MID-CRETACEOUS MAGMATISM OF THE BERING STRAIT REGION (SEWARD PENINSULA, ST. LAWRENCE ISLAND, AND CHUKOTKA): A REVIEW WITH NEW ZIRCON U-PB AGES

Cretaceous magmatism covers a vast area on both sides of the Bering Strait. Chukotka volcanism includes the Okhotsk-Chukotka volcanic belt (OCVB) from 106–77 Ma (Akinin and Miller, 2011). Volcanics from Provideniya are poorly dated but similar in age based on cross-cutting plutons (Calvert, 1999) and flora. St. Lawrence Island (STL), between Alaska and Chukotka, has trachytes and rhyolites with 106–101 Ma zircon ages, coeval with the oldest OCVB rocks. In Chukotka there are Albian (116-100 Ma) extension-related granitoids and Turonian (92-88 Ma) calc-alkaline tin-bearing granites (Akinin et al., 2012). The potassic intrusion at Cape Dezhnev is 110 Ma. Little Diomide granite is 109 Ma. On STL the western plutonic rocks are 113–99 Ma. STL has an alkaline (potassic) suite including 112 Ma syenite and 102-100 Ma “syenodiorite”. Seward Peninsula also has older, small-volume potassic rocks in the Kigluaik Mts. at 110 Ma. This was followed by 91 Ma diorite intrusions. The composite Kigluaik pluton has an 85±1 Ma felsic cap and 84±2 Ma mafic enclaves (neither previously dated) overlapping with an 84 Ma diabase dike swarm. In the Bendeleben Mts., sillimanite-bearing leucogranites are ~104-98 Ma followed by 91-84 Ma dioritic to monzogranitic plutons and dikes. The Darby pluton is 98 Ma. The Grand Singatuk pluton with miarolitic cavities is 78 ± 2 Ma, likely coeval with tin granites on Seward Peninsula and Chukotka, and represents the end of the Cretaceous magmatic episode in the Bering Strait region. Ar-Ar cooling ages are generally 2-4 m.y. younger than zircon ages except in the Bendelebens where 104-98 Ma granites yield 84–82 Ma ages.

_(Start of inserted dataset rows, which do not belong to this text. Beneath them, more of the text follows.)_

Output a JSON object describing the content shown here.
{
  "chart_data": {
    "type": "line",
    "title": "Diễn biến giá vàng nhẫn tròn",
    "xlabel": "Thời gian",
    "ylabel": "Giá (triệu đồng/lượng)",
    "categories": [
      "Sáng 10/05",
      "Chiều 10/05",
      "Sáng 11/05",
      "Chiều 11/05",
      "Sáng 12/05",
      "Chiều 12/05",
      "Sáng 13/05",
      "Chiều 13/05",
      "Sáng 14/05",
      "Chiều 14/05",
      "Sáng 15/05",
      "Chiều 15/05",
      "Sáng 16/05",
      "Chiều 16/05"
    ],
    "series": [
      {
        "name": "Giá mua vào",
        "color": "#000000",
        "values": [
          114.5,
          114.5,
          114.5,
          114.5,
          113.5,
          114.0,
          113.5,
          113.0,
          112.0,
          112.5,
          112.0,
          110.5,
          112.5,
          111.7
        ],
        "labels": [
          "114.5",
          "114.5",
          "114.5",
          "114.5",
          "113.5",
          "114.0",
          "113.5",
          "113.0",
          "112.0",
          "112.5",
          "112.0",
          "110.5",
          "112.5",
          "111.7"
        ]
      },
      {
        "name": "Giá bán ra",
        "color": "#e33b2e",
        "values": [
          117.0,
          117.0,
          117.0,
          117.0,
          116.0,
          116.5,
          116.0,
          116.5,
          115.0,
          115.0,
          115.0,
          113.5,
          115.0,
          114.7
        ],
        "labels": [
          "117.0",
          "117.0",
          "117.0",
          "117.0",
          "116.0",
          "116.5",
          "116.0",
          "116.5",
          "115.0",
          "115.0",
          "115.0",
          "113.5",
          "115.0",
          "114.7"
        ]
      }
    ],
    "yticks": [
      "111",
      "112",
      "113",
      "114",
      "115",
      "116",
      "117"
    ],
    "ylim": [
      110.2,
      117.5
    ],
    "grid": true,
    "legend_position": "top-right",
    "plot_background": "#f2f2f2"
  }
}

Magmatism in the region can be broadly characterized as Andean-type, represented by the OCVB and volcanic rocks in Provideniya and STL. North of this belt, plutonism associated with extensional gneiss domes may be related to back-arc extension from a southward-migrating slab. The transition from highly potassic to high-K calc-alkaline to S-type magmatism likely reflects early small-degree partial melting of the mantle and increasing incorporation of crustal components. The presence of mafic plutonic rocks may reflect higher magnitude extension and/or exhumation to expose deeper crustal levels.